‘Gone With the Wind’ turns 80

"Gone With the Wind" writher Margaret Mitchell at her desk: 1936, Photo: courtesy of the Atlanta Historical Society

"Gone With the Wind" writher Margaret Mitchell at her desk: 1936, Photo: courtesy of the Atlanta Historical Society

What would Georgia be without Margaret Mitchell and her colorful Scarlett O’Hara?

The epic and record-breaking novel “Gone with the Wind” celebrates its 80th birthday this week. Atlanta native Margaret Mitchell helped put Georgia on the literary and historical map when her Southern plantation fiction became one of the best-selling books of all time.

“Gone With the Wind” was published June 10, 1936 (on bookstands by June 30). Mitchell hoped the book she wrote on her own time in her Midtown apartment would sell 5,000 copies. Within 6 months, “Gone with the Wind” sold one million copies.
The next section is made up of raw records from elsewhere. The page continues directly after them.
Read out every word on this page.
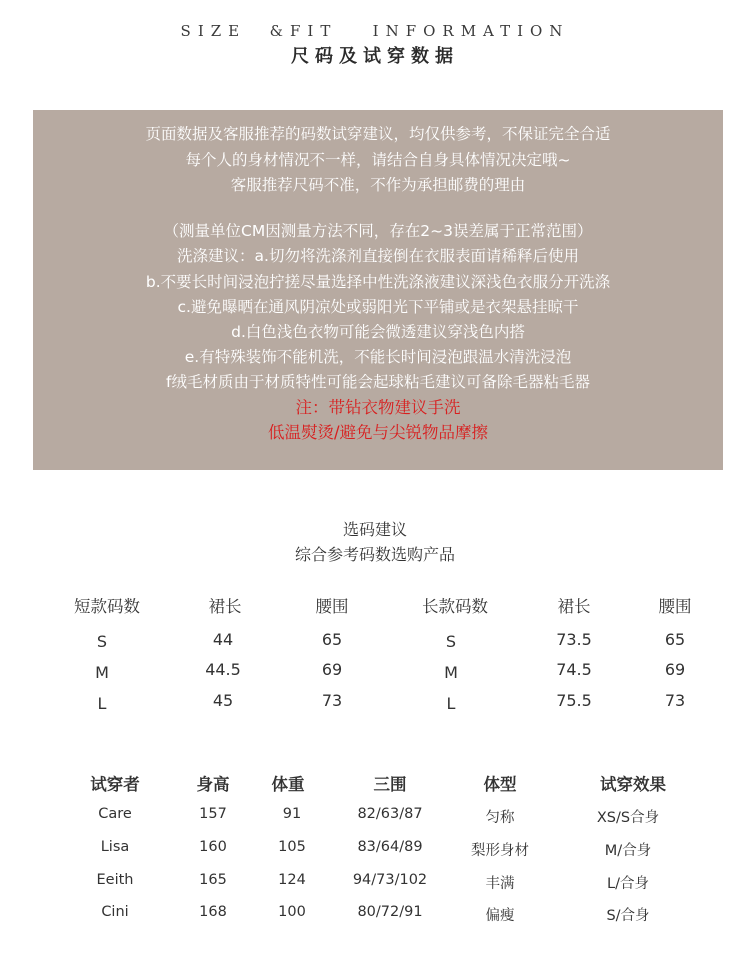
SIZE  &FIT   INFORMATION
尺码及试穿数据
页面数据及客服推荐的码数试穿建议，均仅供参考，不保证完全合适
每个人的身材情况不一样，请结合自身具体情况决定哦~
客服推荐尺码不准，不作为承担邮费的理由
（测量单位CM因测量方法不同，存在2~3误差属于正常范围）
洗涤建议：a.切勿将洗涤剂直接倒在衣服表面请稀释后使用
b.不要长时间浸泡拧搓尽量选择中性洗涤液建议深浅色衣服分开洗涤
c.避免曝晒在通风阴凉处或弱阳光下平铺或是衣架悬挂晾干
d.白色浅色衣物可能会微透建议穿浅色内搭
e.有特殊装饰不能机洗，不能长时间浸泡跟温水清洗浸泡
f绒毛材质由于材质特性可能会起球粘毛建议可备除毛器粘毛器
注：带钻衣物建议手洗
低温熨烫/避免与尖锐物品摩擦
选码建议
综合参考码数选购产品
短款码数	裙长	腰围	长款码数	裙长	腰围
S	44	65	S	73.5	65
M	44.5	69	M	74.5	69
L	45	73	L	75.5	73
试穿者	身高	体重	三围	体型	试穿效果
Care	157	91	82/63/87	匀称	XS/S合身
Lisa	160	105	83/64/89	梨形身材	M/合身
Eeith	165	124	94/73/102	丰满	L/合身
Cini	168	100	80/72/91	偏瘦	S/合身
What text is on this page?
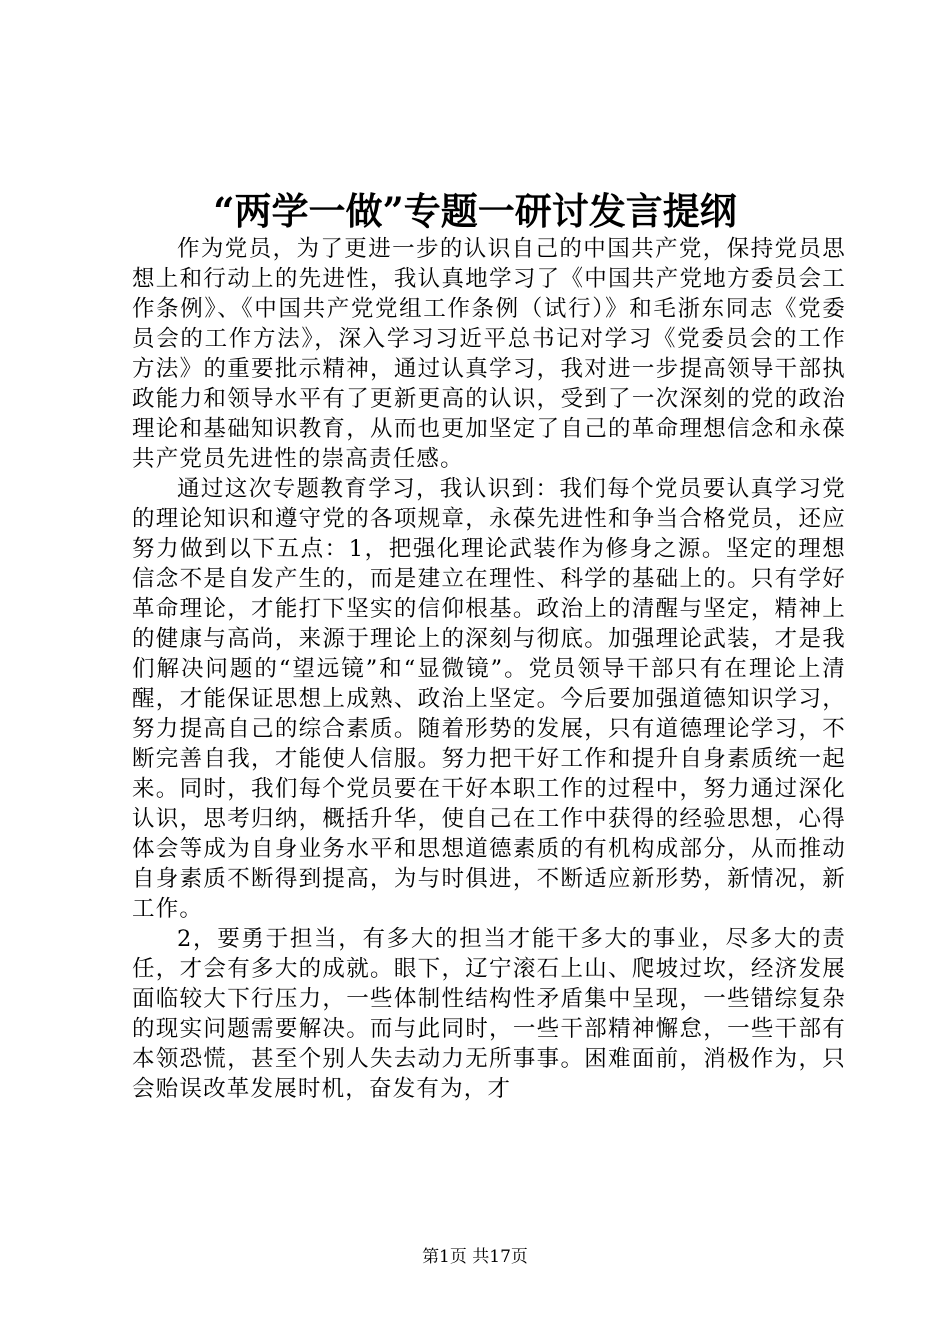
“两学一做”专题一研讨发言提纲

作为党员，为了更进一步的认识自己的中国共产党，保持党员思想上和行动上的先进性，我认真地学习了《中国共产党地方委员会工作条例》、《中国共产党党组工作条例（试行）》和毛浙东同志《党委员会的工作方法》，深入学习习近平总书记对学习《党委员会的工作方法》的重要批示精神，通过认真学习，我对进一步提高领导干部执政能力和领导水平有了更新更高的认识，受到了一次深刻的党的政治理论和基础知识教育，从而也更加坚定了自己的革命理想信念和永葆共产党员先进性的崇高责任感。

通过这次专题教育学习，我认识到：我们每个党员要认真学习党的理论知识和遵守党的各项规章，永葆先进性和争当合格党员，还应努力做到以下五点：1，把强化理论武装作为修身之源。坚定的理想信念不是自发产生的，而是建立在理性、科学的基础上的。只有学好革命理论，才能打下坚实的信仰根基。政治上的清醒与坚定，精神上的健康与高尚，来源于理论上的深刻与彻底。加强理论武装，才是我们解决问题的“望远镜”和“显微镜”。党员领导干部只有在理论上清醒，才能保证思想上成熟、政治上坚定。今后要加强道德知识学习，努力提高自己的综合素质。随着形势的发展，只有道德理论学习，不断完善自我，才能使人信服。努力把干好工作和提升自身素质统一起来。同时，我们每个党员要在干好本职工作的过程中，努力通过深化认识，思考归纳，概括升华，使自己在工作中获得的经验思想，心得体会等成为自身业务水平和思想道德素质的有机构成部分，从而推动自身素质不断得到提高，为与时俱进，不断适应新形势，新情况，新工作。

2，要勇于担当，有多大的担当才能干多大的事业，尽多大的责任，才会有多大的成就。眼下，辽宁滚石上山、爬坡过坎，经济发展面临较大下行压力，一些体制性结构性矛盾集中呈现，一些错综复杂的现实问题需要解决。而与此同时，一些干部精神懈怠，一些干部有本领恐慌，甚至个别人失去动力无所事事。困难面前，消极作为，只会贻误改革发展时机，奋发有为，才

第1页 共17页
The novel won a Pulitzer Prize in 1937, less than a year after it was published. The famous movie adaptation starring Vivien Leigh and Clark Gable premiered in Atlanta’s Loew’s Grand Theater on December 15, 1939.

This story was originally published on June 9, 2014. This story has been updated.

Things you may not know about “Gone with the Wind”

  • Margaret Mitchell didn't want anyone to know she was writing a book, according to the Margaret Mitchell House. She would hide her book chapters in envelopes around her Midtown apartment when guests came over.
  • Mitchell gave H. S. Latham, a vice president of the Macmillan Company, the only copy of the manuscript. If he had lost it, the book would have been gone forever.
  • Mitchell wrote for The Atlanta Journal Sunday Magazine under the byline “Peggy.”
  • Even though all of the events take place in Georgia, almost all filming took place in California
  • "Gone with the Wind" filming started with the burning of Atlanta scene, allegedly before Vivien Leigh was even cast as Scarlett.
  • Michell died after being hit by a cab driver on the intersection of Peachtree and 13th Street, just blocks from her apartment.